Madame de Nives m’écoutait attentivement, et son regard m’interrogeait avec une ardeur douloureuse. Était-elle avide d’argent et de bien-être au point de tout risquer pour se soustraire à la restitution ? Était-elle mue par l’amour maternel, ou par une de ces haines de femme qui ferment l’entendement à toute prudence ? Sa beauté avait au premier abord un caractère de distinction et de sérénité. En ce moment, elle était si agitée intérieurement, qu’elle me causa un vague effroi, comme si le diable en personne fût venu me demander le moyen de mettre le feu aux quatre coins du monde.
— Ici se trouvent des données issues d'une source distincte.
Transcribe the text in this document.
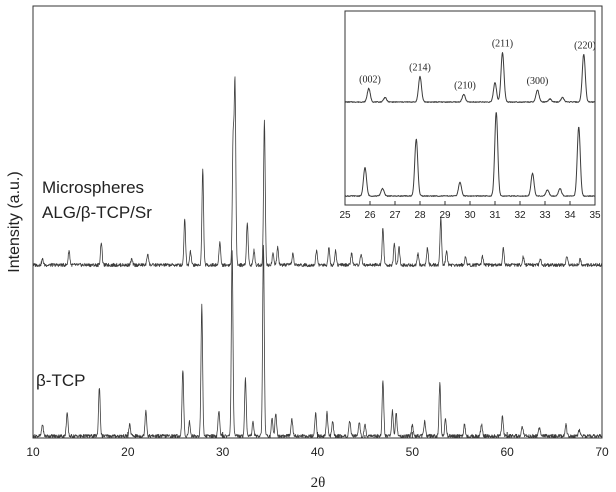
10	20	30	40	50	60	70
2θ
Intensity (a.u.) Microspheres
ALG/β-TCP/Sr
β-TCP
25 26 27 28 29 30 31 32 33 34 35
(002)
(214)
(210)
(211)
(300)
(220)
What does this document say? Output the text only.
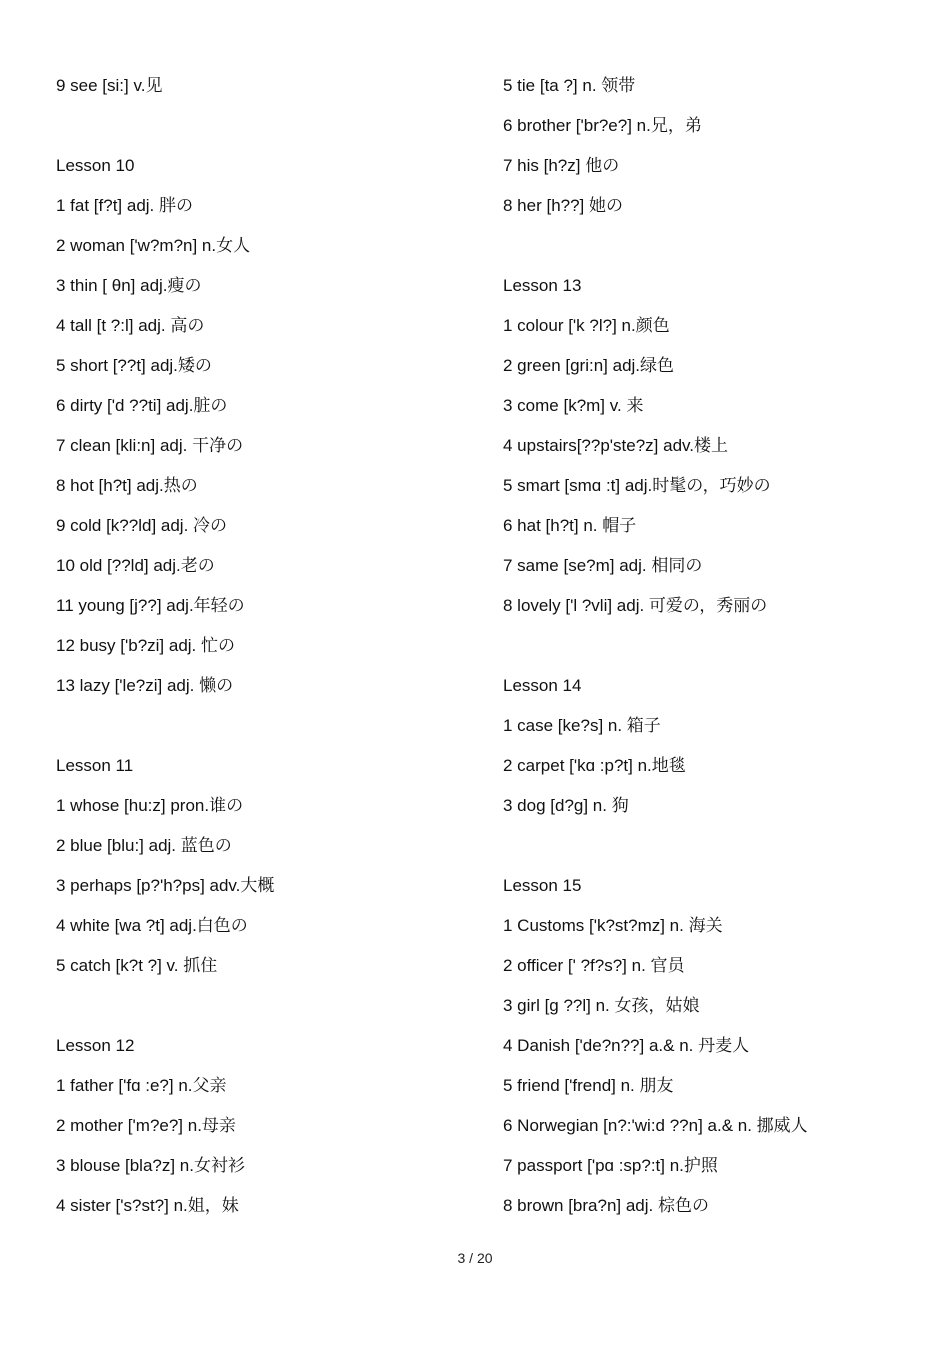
9 see [si:] v.见
Lesson 10
1 fat [f?t] adj. 胖の
2 woman ['w?m?n] n.女人
3 thin [ θn] adj.瘦の
4 tall [t ?:l] adj. 高の
5 short [??t] adj.矮の
6 dirty ['d ??ti] adj.脏の
7 clean [kli:n] adj. 干净の
8 hot [h?t] adj.热の
9 cold [k??ld] adj. 冷の
10 old [??ld] adj.老の
11 young [j??] adj.年轻の
12 busy ['b?zi] adj. 忙の
13 lazy ['le?zi] adj. 懒の
Lesson 11
1 whose [hu:z] pron.谁の
2 blue [blu:] adj. 蓝色の
3 perhaps [p?'h?ps] adv.大概
4 white [wa ?t] adj.白色の
5 catch [k?t ?] v. 抓住
Lesson 12
1 father ['fɑ :e?] n.父亲
2 mother ['m?e?] n.母亲
3 blouse [bla?z] n.女衬衫
4 sister ['s?st?] n.姐，妹
5 tie [ta ?] n. 领带
6 brother ['br?e?] n.兄，弟
7 his [h?z] 他の
8 her [h??] 她の
Lesson 13
1 colour ['k ?l?] n.颜色
2 green [gri:n] adj.绿色
3 come [k?m] v. 来
4 upstairs[??p'ste?z] adv.楼上
5 smart [smɑ :t] adj.时髦の，巧妙の
6 hat [h?t] n. 帽子
7 same [se?m] adj. 相同の
8 lovely ['l ?vli] adj. 可爱の，秀丽の
Lesson 14
1 case [ke?s] n. 箱子
2 carpet ['kɑ :p?t] n.地毯
3 dog [d?g] n. 狗
Lesson 15
1 Customs ['k?st?mz] n. 海关
2 officer [' ?f?s?] n. 官员
3 girl [g ??l] n. 女孩，姑娘
4 Danish ['de?n??] a.& n. 丹麦人
5 friend ['frend] n. 朋友
6 Norwegian [n?:'wi:d ??n] a.& n. 挪威人
7 passport ['pɑ :sp?:t] n.护照
8 brown [bra?n] adj. 棕色の
3 / 20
Mon regard scrutateur fit hésiter le sien.

— Monsieur l’avocat, dit-elle en se levant et en faisant quelques pas, comme si elle eût eu des crampes dans les jambes, vous êtes bien dur à persuader ! Je croyais trouver en vous un conseil et un appui. Je trouve un juge d’instruction qui veut être plus sûr que moi-même de la bonté de ma cause.

— C’est mon devoir, madame la comtesse ; je n’en suis pas à mes débuts dans la carrière, je n’ai plus besoin de me faire un nom en mettant mon talent au service de la première occasion qui se présente. Je n’aime pas à perdre un procès, et les éloges dont me comblerait l’univers entier pour l’avoir plaidée avec habileté ne me consoleraient pas d’avoir accepté la défense d’une mauvaise cause.

— C’est parce que vous êtes ainsi, répondit madame de Nives d’un ton caressant, c’est parce que vous avez une réputation de probité scrupuleuse, c’est enfin parce qu’une cause soutenue par vous est presque toujours une cause gagnée d’avance, que je voulais vous confier la mienne. Si vous la refusez, ce sera un gros précédent contre moi.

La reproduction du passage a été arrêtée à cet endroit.